Research in the field of text to image generation has shown incredible momentum owing to the availability of more powerful natural language processing (NLP) models and generative networks. The quality of data representation learned by the generative models acts as a determining factor in the success of these models. Self-supervised learning augments the generative power of these networks by utilizing the underlying hidden structure of the data for providing supervisory signals. Contrastive learning (CL), a self-supervised technique, has been used in generative models to foster improvements in image to image and text to image (T2I) tasks. Use of generative adversarial networks (GAN) is not nascent in the field of text to image generation. But, GANs suffer from the problem of training instability. In T2I models, the existence of numerous mappings between the image and text captions adds more to this training instability and puts the adversarial loss under another constraint.
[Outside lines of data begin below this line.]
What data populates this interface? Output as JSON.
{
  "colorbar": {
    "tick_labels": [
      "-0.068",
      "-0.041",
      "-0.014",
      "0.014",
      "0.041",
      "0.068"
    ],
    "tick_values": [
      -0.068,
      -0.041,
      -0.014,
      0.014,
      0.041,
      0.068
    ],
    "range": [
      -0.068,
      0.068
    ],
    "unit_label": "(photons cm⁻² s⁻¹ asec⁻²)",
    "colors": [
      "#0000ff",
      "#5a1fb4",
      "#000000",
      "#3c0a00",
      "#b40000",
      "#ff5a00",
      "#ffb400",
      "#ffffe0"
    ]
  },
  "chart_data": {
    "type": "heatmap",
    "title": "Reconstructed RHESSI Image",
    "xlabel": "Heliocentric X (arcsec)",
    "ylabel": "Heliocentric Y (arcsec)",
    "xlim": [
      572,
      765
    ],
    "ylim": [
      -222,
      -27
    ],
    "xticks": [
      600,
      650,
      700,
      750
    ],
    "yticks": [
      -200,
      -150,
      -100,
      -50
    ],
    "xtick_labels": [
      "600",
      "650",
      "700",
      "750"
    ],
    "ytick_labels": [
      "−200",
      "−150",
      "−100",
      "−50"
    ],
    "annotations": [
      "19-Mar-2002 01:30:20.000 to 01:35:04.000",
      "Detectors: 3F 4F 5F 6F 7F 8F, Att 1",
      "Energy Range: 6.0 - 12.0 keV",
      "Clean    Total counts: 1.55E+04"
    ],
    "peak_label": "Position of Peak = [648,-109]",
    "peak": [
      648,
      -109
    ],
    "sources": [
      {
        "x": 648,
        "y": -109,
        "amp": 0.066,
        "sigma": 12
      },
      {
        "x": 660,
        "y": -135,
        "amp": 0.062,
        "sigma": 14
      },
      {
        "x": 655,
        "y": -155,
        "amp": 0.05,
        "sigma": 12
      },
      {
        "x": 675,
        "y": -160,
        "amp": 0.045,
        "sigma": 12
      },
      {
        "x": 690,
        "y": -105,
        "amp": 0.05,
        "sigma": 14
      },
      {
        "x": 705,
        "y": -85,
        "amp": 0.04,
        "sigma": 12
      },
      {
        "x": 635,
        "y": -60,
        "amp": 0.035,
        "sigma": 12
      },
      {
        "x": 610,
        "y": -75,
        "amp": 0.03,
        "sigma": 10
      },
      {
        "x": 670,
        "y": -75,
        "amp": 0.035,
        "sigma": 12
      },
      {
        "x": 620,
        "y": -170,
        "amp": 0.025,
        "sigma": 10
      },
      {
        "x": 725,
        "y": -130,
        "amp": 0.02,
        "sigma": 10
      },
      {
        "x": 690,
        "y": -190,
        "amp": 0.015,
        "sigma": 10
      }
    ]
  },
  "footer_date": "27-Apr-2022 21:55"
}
Several T2I models have been proposed in the literature which have employed CL with the intent to stabilize the GAN training and improve semantic consistency of generated images and textual captions. But most of these models have used stacked architecture as baseline and attention computations for ensuring the semantic consistency of image and text. This setup becomes computationally more expensive as the resolution of the generated images increases. In this work we have employed CL in a single stage GAN for improving the convergence of generative model to a better learnt latent data representation. Comprehensive experiments upon benchmark datasets have shown remarkable improvement in the convergence rate of model when co-related with other similar state-of-the-art models.